知らないうちに男子を魅了しちゃうなんて」
「桜乃、うまいこと言うわね!
確かにやってることは小悪魔だわ~」
「私、少し憧れちゃう。
小悪魔かぁ、なんだかかっこいいね…」
「分かる!
ちょっと憧れちゃうわよねー!」
二人はなぜかキャーキャーと興奮した様子で何かをしゃべっている。
???
どうしたんだろう?
すっごく楽しそうだけど……。
「ねぇ、桜乃!
名無しさんが手塚部長と付き合っちゃったりしちゃったらどうするどうするーっ?」
「えーっ!?どうしよう!」
「でも可能性あり!よね?」
「うん、あり!」
「ねぇねぇ、名無しさんの恋愛話聞いてみたくない??」
「聞いてみたい!!」
うわっ、めちゃくちゃ盛り上がってる。
一体何を話してるんだろう。
「さぁ、そうと決まれば!」
小坂田さんと竜崎さんがぐるんと私を振り返った。
「ゼリー食べながらたっくさん話しましょー!」
「話しましょう!」
期待に満ちあふれたキラッキラな目で私を見る二人。
そのまま小走りで駆け寄ってきて、私の手を両側からとった。
『えっ、えっ。なに?何の話?』
「いいからいいから。
さっ、行きましょー!」
「行きましょう!恋の話、聞かせてくださいね!」
えっ、…恋?
今、恋って聞こえたような……。
『ね、ねぇ、恋って何の話?何のこと?』
「こういうときのお約束じゃないですか。コ・イ・バ・ナッ!」
「私、聞いてみたいです。
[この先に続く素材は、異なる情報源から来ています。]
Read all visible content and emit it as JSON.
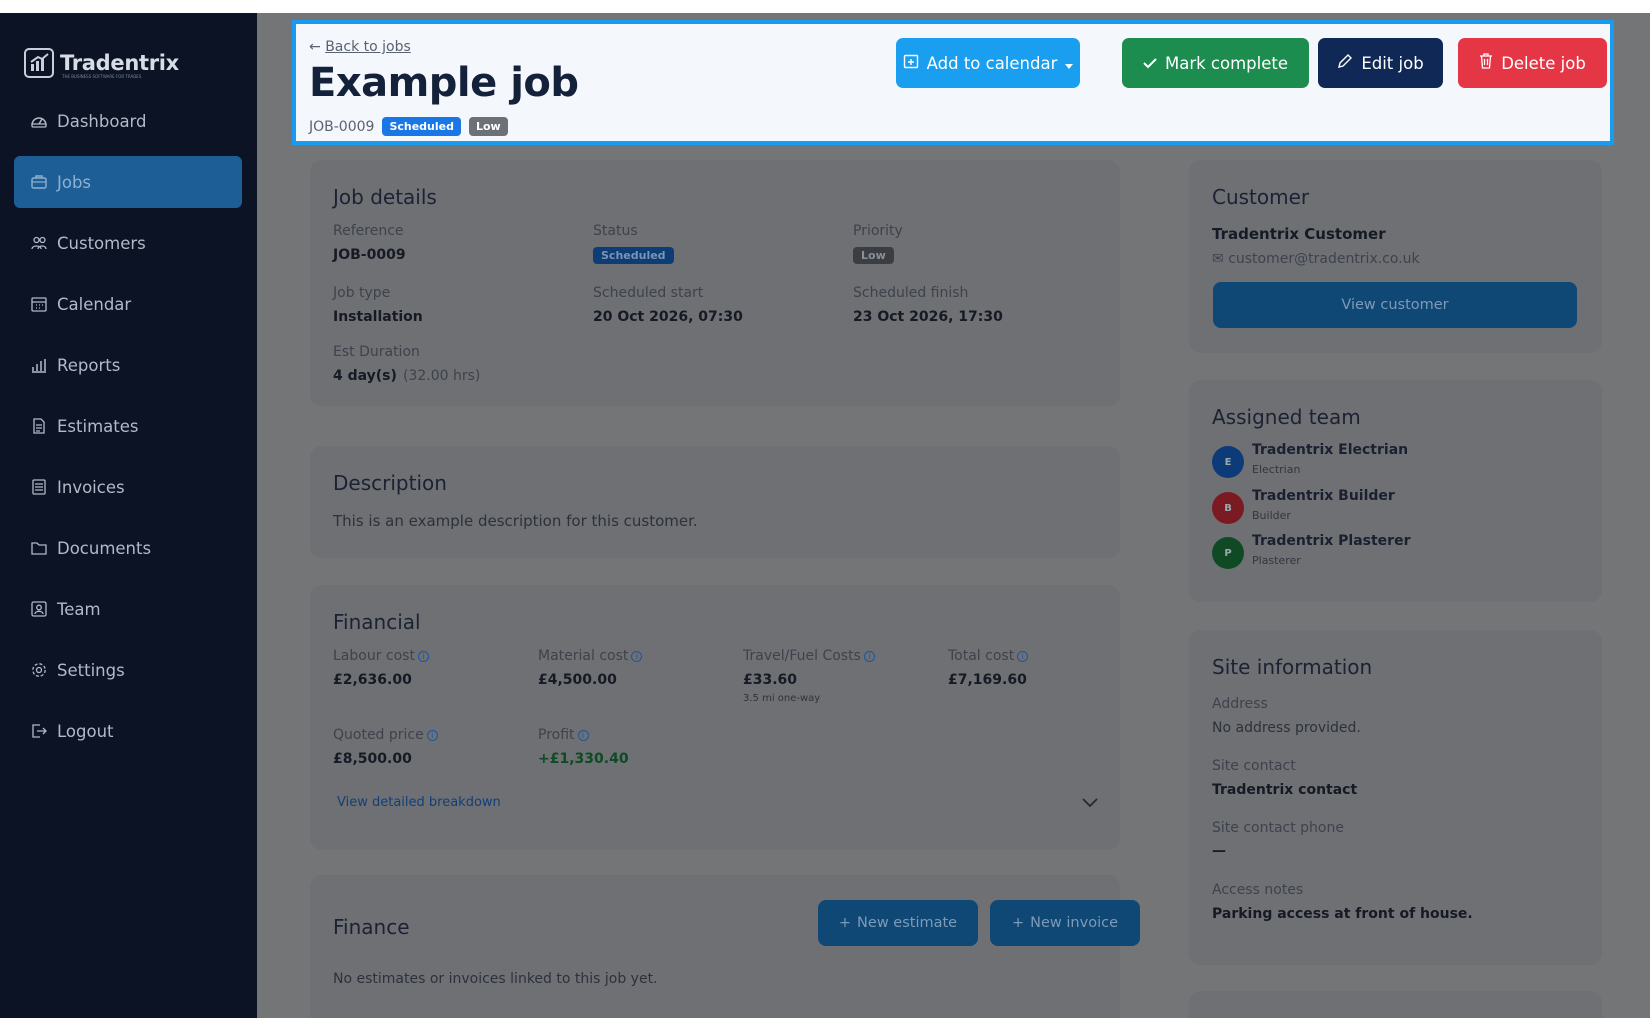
{
  "app": {
    "brand": "Tradentrix",
    "tagline": "THE BUSINESS SOFTWARE FOR TRADES"
  },
  "sidebar": {
    "items": [
      {
        "label": "Dashboard",
        "icon": "dashboard-icon",
        "active": false
      },
      {
        "label": "Jobs",
        "icon": "briefcase-icon",
        "active": true
      },
      {
        "label": "Customers",
        "icon": "users-icon",
        "active": false
      },
      {
        "label": "Calendar",
        "icon": "calendar-icon",
        "active": false
      },
      {
        "label": "Reports",
        "icon": "bar-chart-icon",
        "active": false
      },
      {
        "label": "Estimates",
        "icon": "document-icon",
        "active": false
      },
      {
        "label": "Invoices",
        "icon": "invoice-icon",
        "active": false
      },
      {
        "label": "Documents",
        "icon": "folder-icon",
        "active": false
      },
      {
        "label": "Team",
        "icon": "id-card-icon",
        "active": false
      },
      {
        "label": "Settings",
        "icon": "gear-icon",
        "active": false
      },
      {
        "label": "Logout",
        "icon": "logout-icon",
        "active": false
      }
    ]
  },
  "header": {
    "back_label": "Back to jobs",
    "title": "Example job",
    "job_ref": "JOB-0009",
    "status_badge": "Scheduled",
    "priority_badge": "Low",
    "buttons": {
      "add_to_calendar": "Add to calendar",
      "mark_complete": "Mark complete",
      "edit_job": "Edit job",
      "delete_job": "Delete job"
    }
  },
  "job_details": {
    "title": "Job details",
    "reference_label": "Reference",
    "reference_value": "JOB-0009",
    "status_label": "Status",
    "status_value": "Scheduled",
    "priority_label": "Priority",
    "priority_value": "Low",
    "job_type_label": "Job type",
    "job_type_value": "Installation",
    "start_label": "Scheduled start",
    "start_value": "20 Oct 2026, 07:30",
    "finish_label": "Scheduled finish",
    "finish_value": "23 Oct 2026, 17:30",
    "duration_label": "Est Duration",
    "duration_days": "4 day(s)",
    "duration_hours": "(32.00 hrs)"
  },
  "description": {
    "title": "Description",
    "text": "This is an example description for this customer."
  },
  "financial": {
    "title": "Financial",
    "labour_label": "Labour cost",
    "labour_value": "£2,636.00",
    "material_label": "Material cost",
    "material_value": "£4,500.00",
    "travel_label": "Travel/Fuel Costs",
    "travel_value": "£33.60",
    "travel_note": "3.5 mi one-way",
    "total_label": "Total cost",
    "total_value": "£7,169.60",
    "quoted_label": "Quoted price",
    "quoted_value": "£8,500.00",
    "profit_label": "Profit",
    "profit_value": "+£1,330.40",
    "breakdown_link": "View detailed breakdown"
  },
  "finance": {
    "title": "Finance",
    "new_estimate": "New estimate",
    "new_invoice": "New invoice",
    "empty_text": "No estimates or invoices linked to this job yet."
  },
  "customer": {
    "title": "Customer",
    "name": "Tradentrix Customer",
    "email": "customer@tradentrix.co.uk",
    "view_button": "View customer"
  },
  "team": {
    "title": "Assigned team",
    "members": [
      {
        "initial": "E",
        "name": "Tradentrix Electrian",
        "role": "Electrian",
        "color": "#0d3a78"
      },
      {
        "initial": "B",
        "name": "Tradentrix Builder",
        "role": "Builder",
        "color": "#7a1a22"
      },
      {
        "initial": "P",
        "name": "Tradentrix Plasterer",
        "role": "Plasterer",
        "color": "#0f4a25"
      }
    ]
  },
  "site": {
    "title": "Site information",
    "address_label": "Address",
    "address_value": "No address provided.",
    "contact_label": "Site contact",
    "contact_value": "Tradentrix contact",
    "phone_label": "Site contact phone",
    "phone_value": "—",
    "notes_label": "Access notes",
    "notes_value": "Parking access at front of house."
  },
  "colors": {
    "sidebar_bg": "#0b1325",
    "active_nav": "#1d5e97",
    "calendar_btn": "#1a9ff0",
    "complete_btn": "#1c8d4f",
    "edit_btn": "#0f2855",
    "delete_btn": "#e53645",
    "highlight": "#199bf2"
  }
}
名無しさんの恋愛の話」
れんあい………コイバナ……………。
『…えぇー!?
ちょっと待って!なんでそんな急に?それに私、人に話すようなことなんて何も…、経験なんて何も無いよ?!』
「またまた~」
『いや、ホントに…』
「分かりました分かりました。
それもじっくり聞きますからっ」
『ちょっと、ねぇ、本当なんだってば!』
何を言っても、テンションあがりまくりな二人は聞いてくれず…。
私は引きずられるように連れていかれたのだった。
…本当、恋に関わる話になると、女の子ってすごいことになるな……って、私も女なんだけどさ…。